Masaharu Hanyu, an executive for Japanese high-tech firm Hitachi, speaks as the company announces it will buy British atomic power generation company Horizon at a press conference in Tokyo on October 30, 2012. - AFP Photo

TOKYO, Oct 30, 2012 - Japan's Hitachi said Tuesday it would buy British atomic power venture Horizon to expand its nuclear business overseas, as Japanese remain wary about atomic power after the Fukushima disaster.

The company said it had agreed with Horizon Nuclear Power's 50-50 German owners E.ON and RWE to buy all Horizon shares from them next month.

A statement from RWE put the purchase price at 696 million pounds ($1.12 billion).

News of the deal came as Hitachi said its group net profit in the six months to September tumbled 40.9 percent from a year earlier to 30 billion yen ($376 million).

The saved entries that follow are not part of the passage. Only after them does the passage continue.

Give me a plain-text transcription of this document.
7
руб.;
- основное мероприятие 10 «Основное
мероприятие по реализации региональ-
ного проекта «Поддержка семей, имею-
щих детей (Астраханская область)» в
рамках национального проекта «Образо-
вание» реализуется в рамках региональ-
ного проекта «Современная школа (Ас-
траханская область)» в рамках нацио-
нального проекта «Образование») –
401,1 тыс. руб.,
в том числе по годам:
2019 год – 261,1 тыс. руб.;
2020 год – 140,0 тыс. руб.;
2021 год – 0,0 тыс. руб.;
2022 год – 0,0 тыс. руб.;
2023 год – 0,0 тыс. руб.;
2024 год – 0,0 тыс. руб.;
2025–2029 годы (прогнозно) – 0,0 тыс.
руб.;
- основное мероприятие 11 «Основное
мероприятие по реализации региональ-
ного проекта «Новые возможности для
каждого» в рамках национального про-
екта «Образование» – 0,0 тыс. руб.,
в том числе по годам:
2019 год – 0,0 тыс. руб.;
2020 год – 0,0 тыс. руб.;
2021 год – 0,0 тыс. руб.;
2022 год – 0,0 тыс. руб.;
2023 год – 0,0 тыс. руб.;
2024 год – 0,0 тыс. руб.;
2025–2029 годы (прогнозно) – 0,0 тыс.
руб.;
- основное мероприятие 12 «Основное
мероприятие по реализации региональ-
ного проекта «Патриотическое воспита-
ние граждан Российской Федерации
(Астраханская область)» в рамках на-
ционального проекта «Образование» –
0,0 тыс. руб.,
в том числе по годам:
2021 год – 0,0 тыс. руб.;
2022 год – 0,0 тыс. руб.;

Horizon plans to build two or three 1,300-megawatt-class reactors at each of two nuclear power stations in Britain and Hitachi will take over the task, the Japanese company said in a statement.

The first reactor is expected to come online in the first half of the next decade, it added. Hitachi is seeking to expand its nuclear power business overseas after the Fukushima disaster of March 2011 effectively halted demand for new reactors in Japan.

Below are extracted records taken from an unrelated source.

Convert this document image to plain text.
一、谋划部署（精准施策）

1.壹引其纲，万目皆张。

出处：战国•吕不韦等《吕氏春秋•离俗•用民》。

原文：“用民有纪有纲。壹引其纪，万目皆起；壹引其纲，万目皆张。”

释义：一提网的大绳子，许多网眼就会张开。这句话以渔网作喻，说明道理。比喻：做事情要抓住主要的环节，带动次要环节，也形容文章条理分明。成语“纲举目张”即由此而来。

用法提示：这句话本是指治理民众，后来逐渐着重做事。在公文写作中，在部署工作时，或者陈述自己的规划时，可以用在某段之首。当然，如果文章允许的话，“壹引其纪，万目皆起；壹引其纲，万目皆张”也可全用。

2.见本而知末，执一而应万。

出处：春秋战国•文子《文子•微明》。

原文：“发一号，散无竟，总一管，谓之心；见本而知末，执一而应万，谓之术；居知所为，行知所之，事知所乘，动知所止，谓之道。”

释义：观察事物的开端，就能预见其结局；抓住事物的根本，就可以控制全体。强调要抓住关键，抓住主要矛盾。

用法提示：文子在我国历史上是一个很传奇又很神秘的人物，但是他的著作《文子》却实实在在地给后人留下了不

The German utility firms launched Horizon in 2009 but decided to sell the unit following the German government's decision to phase out nuclear power after Fukushima.

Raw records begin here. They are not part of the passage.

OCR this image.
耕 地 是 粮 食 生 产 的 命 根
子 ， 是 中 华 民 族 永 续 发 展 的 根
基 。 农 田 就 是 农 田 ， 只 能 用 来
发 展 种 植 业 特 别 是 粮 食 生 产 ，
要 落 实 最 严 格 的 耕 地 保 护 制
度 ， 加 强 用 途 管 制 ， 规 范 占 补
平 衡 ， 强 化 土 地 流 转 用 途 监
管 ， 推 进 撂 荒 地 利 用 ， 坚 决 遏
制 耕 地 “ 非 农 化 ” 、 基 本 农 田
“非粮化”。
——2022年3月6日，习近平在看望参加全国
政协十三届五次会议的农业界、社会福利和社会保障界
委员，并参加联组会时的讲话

A tsunami created by an earthquake swamped the Japanese plant's cooling systems and sent reactors into meltdown.

The Japanese government, which has not abandoned plans to export reactors, welcomed Hitachi's move and said Japan aims to provide “(nuclear) technology equipped with the world's highest standards of safety”.

Industry minister Yukio Edano said in a statement he hoped Hitachi would help promote nuclear power safety in the world. Hitachi said it had signed memorandums of cooperation with British nuclear firm Babcock International, Rolls-Royce and Canadian engineering firm SNC Lavalin.

Advanced boiling water reactors will be installed at the plants on the Isle of Anglesey in Wales and at Oldbury in Gloucestershire, Hitachi said, adding that about 1,000 workers are expected to be employed at each site.

Hitachi's nuclear power systems chief executive Masaharu Hanyu told Japanese media that his company may sell Horizon shares to investors in the future.

“As it is deemed difficult for Hitachi alone to prepare funds for constructing the power stations, we want to solicit investors,” he said, according to the online version of the Nikkei newspaper.

“It will depend on whether Hitachi can develop it into an attractive company,” he said, adding his company would not itself get involved in power generation.

In its half-year earnings report, Hitachi said its operating profit dropped 4.1 percent to 164 billion yen in a fallback reflecting a gain from its sell-off of a hard disk drive division a year earlier.

A profit decline in the group's construction machinery business, due to China's economic slowdown and its exposure to shares in Japan's troubled Renesas Electronics, also contributed to the setback, the statement said.

Hitachi's consolidated revenue fell 4.7 percent to 4.36 trillion yen. Sales of automotive systems jumped due to growing global demand for cars.

For the full year to March 2013, the company forecast a 42.4-percent drop in its net profit to 200 billion yen as earlier expected.

“The economic environment surrounding Hitachi is increasingly uncertain amid the prolonged sovereign debt crisis in Europe which is slowing down growth in China, India, Brazil and other emerging economies,” the statement said.